Will the BlackRock Bitcoin Spot ETF be approved?

Author: thiccy

Translation: Luffy, Foresight News

One of the largest asset management giants in the world, BlackRock, has submitted an application for a spot Bitcoin ETF to the US SEC, which has attracted widespread attention and discussion in the crypto community.

In fact, the SEC has already approved quite a few Bitcoin futures ETFs, which hold near-term Bitcoin futures contracts on the CME, but there is still no spot Bitcoin ETF.

These futures ETFs currently trade on the US stock market, but have small asset management scales. So why aren’t they popular?

The reason lies in something called “drag”. Drag refers to the adverse performance that occurs when a fund attempts to replicate the return of an underlying asset. This drag is the long-term result of regular investment portfolio rebalancing necessary to maintain risk exposure.

For this reason, Bitcoin futures ETFs all label themselves as “strategies”. Because for retail investors, long-term holding of these ETFs instead of holding spot Bitcoin makes no sense.

BITO is the largest of these ETFs. Two-thirds of its holdings are futures expiring in the current month, with one-third expiring in the next month.

At the end of June, ProShares needed to sell its June expiring futures and buy one-third July expiring futures and one-third August expiring futures to maintain its risk exposure.

This is called “rolling”.

Rolling is not only costly in terms of trading fees and slippage, but also because Bitcoin futures prices for the latter month are often higher than for the former month. This is called “futures premium”. Each time it sells expiring futures and buys next month’s, it incurs a loss.

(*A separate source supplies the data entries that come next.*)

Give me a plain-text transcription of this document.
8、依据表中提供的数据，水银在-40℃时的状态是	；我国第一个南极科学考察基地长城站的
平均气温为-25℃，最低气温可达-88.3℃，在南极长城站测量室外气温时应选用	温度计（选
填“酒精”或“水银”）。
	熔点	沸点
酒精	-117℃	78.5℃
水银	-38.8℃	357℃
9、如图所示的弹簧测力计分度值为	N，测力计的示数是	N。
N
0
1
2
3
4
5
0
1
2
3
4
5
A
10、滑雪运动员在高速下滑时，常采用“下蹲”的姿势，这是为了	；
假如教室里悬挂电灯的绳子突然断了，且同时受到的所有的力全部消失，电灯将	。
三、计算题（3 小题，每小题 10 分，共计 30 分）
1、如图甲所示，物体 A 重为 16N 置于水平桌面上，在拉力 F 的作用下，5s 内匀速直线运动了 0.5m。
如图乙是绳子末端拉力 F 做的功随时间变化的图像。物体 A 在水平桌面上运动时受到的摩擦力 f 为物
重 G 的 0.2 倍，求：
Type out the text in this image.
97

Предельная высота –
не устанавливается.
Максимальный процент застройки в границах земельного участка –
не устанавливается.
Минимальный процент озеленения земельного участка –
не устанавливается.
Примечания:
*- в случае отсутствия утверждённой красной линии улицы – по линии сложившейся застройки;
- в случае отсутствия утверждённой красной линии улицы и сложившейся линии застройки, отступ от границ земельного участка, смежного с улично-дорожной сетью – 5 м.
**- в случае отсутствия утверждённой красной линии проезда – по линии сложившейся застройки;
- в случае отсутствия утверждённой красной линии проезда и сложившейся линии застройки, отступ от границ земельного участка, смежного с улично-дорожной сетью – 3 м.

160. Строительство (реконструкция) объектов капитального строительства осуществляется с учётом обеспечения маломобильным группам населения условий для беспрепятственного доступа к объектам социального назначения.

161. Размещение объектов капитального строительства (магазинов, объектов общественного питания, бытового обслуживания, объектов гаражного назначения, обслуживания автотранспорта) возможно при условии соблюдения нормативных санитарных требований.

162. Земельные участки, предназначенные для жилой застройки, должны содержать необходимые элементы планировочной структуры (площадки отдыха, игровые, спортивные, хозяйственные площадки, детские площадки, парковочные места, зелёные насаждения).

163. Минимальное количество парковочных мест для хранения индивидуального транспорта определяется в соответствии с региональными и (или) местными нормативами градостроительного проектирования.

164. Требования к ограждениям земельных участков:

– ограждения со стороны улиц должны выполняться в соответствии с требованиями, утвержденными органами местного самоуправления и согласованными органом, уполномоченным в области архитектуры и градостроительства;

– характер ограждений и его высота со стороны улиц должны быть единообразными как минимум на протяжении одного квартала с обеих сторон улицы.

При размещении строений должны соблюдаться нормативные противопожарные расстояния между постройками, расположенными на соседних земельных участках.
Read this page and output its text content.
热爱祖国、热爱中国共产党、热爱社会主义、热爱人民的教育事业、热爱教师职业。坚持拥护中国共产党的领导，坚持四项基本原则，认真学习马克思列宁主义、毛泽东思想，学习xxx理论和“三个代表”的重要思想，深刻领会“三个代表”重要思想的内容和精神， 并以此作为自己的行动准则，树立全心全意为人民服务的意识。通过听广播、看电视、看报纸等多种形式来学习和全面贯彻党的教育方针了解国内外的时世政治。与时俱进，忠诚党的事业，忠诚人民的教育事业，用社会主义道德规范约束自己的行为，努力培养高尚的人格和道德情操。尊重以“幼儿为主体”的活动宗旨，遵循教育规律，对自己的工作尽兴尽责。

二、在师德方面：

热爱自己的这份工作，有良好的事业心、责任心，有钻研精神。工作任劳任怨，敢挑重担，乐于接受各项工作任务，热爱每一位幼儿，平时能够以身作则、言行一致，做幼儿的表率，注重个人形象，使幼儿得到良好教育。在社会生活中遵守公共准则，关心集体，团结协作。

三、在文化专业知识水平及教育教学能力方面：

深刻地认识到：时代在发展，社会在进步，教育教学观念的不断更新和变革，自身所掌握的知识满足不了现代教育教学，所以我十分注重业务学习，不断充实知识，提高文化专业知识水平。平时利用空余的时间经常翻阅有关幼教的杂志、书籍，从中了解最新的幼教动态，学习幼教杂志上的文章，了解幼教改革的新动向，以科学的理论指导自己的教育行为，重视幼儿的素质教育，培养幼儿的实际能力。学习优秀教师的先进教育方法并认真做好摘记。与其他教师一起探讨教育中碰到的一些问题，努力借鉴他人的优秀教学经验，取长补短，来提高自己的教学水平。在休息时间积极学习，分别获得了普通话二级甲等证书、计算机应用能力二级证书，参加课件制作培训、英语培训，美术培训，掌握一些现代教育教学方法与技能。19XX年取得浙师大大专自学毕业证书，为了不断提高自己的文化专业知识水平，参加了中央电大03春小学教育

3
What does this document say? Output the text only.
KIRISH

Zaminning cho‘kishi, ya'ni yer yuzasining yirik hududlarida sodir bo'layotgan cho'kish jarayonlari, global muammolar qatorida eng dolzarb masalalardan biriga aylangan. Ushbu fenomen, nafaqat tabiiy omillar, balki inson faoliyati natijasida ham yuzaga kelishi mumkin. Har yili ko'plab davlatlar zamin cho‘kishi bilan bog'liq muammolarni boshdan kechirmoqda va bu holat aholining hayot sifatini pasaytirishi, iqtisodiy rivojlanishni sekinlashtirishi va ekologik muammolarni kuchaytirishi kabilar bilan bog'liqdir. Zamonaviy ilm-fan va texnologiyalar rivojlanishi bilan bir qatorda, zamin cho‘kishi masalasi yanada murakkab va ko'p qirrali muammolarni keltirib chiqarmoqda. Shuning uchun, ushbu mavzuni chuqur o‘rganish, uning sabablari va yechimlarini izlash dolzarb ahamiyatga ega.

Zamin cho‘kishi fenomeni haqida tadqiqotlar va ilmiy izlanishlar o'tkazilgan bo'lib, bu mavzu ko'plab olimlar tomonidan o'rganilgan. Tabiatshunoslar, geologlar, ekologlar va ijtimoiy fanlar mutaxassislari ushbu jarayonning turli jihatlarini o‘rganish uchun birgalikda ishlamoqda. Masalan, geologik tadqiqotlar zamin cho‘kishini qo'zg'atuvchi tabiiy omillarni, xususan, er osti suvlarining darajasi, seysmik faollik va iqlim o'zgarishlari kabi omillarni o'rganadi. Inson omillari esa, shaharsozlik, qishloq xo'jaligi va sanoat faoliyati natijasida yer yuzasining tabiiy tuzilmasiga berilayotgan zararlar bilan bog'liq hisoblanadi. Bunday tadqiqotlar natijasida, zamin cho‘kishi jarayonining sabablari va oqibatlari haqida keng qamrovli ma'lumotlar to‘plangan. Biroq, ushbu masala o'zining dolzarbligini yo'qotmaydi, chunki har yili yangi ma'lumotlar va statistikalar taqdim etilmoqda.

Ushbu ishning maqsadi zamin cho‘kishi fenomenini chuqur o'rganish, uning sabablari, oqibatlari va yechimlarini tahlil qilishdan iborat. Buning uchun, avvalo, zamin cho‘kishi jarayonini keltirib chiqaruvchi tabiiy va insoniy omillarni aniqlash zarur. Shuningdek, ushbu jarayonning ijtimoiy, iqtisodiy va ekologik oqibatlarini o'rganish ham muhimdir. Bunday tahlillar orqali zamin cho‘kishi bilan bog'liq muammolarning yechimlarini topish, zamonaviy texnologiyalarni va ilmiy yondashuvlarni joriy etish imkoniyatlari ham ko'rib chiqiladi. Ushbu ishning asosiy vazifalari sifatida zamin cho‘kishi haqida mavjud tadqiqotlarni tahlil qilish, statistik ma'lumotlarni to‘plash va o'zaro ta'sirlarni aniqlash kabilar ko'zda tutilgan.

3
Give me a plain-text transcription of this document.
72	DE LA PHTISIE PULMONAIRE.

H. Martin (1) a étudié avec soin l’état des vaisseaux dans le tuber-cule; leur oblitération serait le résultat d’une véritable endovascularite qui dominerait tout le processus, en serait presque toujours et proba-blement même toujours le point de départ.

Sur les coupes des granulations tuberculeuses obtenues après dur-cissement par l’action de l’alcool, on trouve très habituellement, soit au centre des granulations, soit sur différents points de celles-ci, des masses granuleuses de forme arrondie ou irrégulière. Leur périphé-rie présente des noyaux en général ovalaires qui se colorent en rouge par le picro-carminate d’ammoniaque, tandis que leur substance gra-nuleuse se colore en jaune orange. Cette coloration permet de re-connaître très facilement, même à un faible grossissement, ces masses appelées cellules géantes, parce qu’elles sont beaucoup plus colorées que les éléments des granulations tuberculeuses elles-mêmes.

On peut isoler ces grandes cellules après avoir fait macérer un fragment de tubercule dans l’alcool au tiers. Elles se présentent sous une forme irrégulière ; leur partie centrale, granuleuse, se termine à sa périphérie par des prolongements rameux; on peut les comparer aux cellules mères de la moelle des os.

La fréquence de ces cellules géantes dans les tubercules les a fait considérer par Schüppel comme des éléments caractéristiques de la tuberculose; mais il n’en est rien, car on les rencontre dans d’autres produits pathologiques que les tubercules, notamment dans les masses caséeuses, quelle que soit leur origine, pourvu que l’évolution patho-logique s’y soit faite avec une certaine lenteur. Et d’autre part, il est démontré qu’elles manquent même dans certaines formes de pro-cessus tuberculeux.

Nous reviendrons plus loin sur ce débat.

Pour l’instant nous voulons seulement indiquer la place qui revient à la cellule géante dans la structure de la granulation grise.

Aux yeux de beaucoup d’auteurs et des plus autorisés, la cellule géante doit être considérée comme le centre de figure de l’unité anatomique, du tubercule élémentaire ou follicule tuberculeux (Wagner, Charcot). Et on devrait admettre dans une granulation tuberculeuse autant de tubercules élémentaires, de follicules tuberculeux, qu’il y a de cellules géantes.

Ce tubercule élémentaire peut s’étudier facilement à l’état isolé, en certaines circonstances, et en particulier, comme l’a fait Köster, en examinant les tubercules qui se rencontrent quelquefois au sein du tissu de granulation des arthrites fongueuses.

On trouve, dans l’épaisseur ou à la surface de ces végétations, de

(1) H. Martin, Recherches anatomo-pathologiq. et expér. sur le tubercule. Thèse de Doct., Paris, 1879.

The futures premium is not friendly to investment exposures reliant on futures. This is why futures ETFs like VZX (VIX), USO (crude oil), and BITO (Bitcoin) are not suitable for long-term holding.

Bithedge simulated the cost of holding a Bitcoin futures ETF from 2018 to 2021, resulting in a 25% loss compared to holding spot during that period.

Now, let’s talk about spot ETFs, which no longer need to roll to maintain risk exposure. Why don’t we have a fund that is backed by physical Bitcoin and has no drag?

This is why physically-backed ETFs like GLD and IAU have a combined $90 billion in assets under management, while futures-backed ETFs like BITO and USO have only a measly $1.6 billion.

Spot ETFs have long been hailed as the holy grail of entry into American 401Ks and savings.

However, the US Securities and Exchange Commission has long denied spot ETFs, citing concerns about market manipulation and a lack of supervision-sharing agreements between “heavily regulated markets” and regulated exchanges.

This concern has some merit, as Coinbase and other US exchanges account for less than 10% of Bitcoin spot trading volume. Market manipulation is indeed a concern, especially considering regulators’ dissatisfaction with Binance.

What is unreasonable is that approved Bitcoin futures ETFs use these US exchanges to calculate reference prices used for futures settlement. Futures ETFs should have the same potential for market manipulation as spot ETFs.

Ultimately, the SEC will not allow spot ETFs to exist unless there is a trustworthy exchange intermediary like CME to oversee the market.

So will BlackRock’s application be approved? I’m not sure.

These fund managers are praying that this trading could bring $100 billion in assets under management and $1 billion in management fees annually.

Vaneck has made three submissions and even Fidelity has been rejected.

BlackRock is the largest and most influential asset management company, and it may have a special relationship with the SEC.

In addition, the pressure on SEC chairman Gary Gensler from the Republican Party is increasing, and the US Securities and Exchange Commission may make some arbitrary decisions, such as allowing BlackRock to pass.

It is obvious that if BlackRock’s Bitcoin spot ETF is approved, it will be a huge driving force for the development of cryptocurrencies. It is even clearer that if the Republicans win the 24-year election and dismiss Gary Gensler, this will unlock many resources for the crypto industry.

Until then, we can only wait patiently.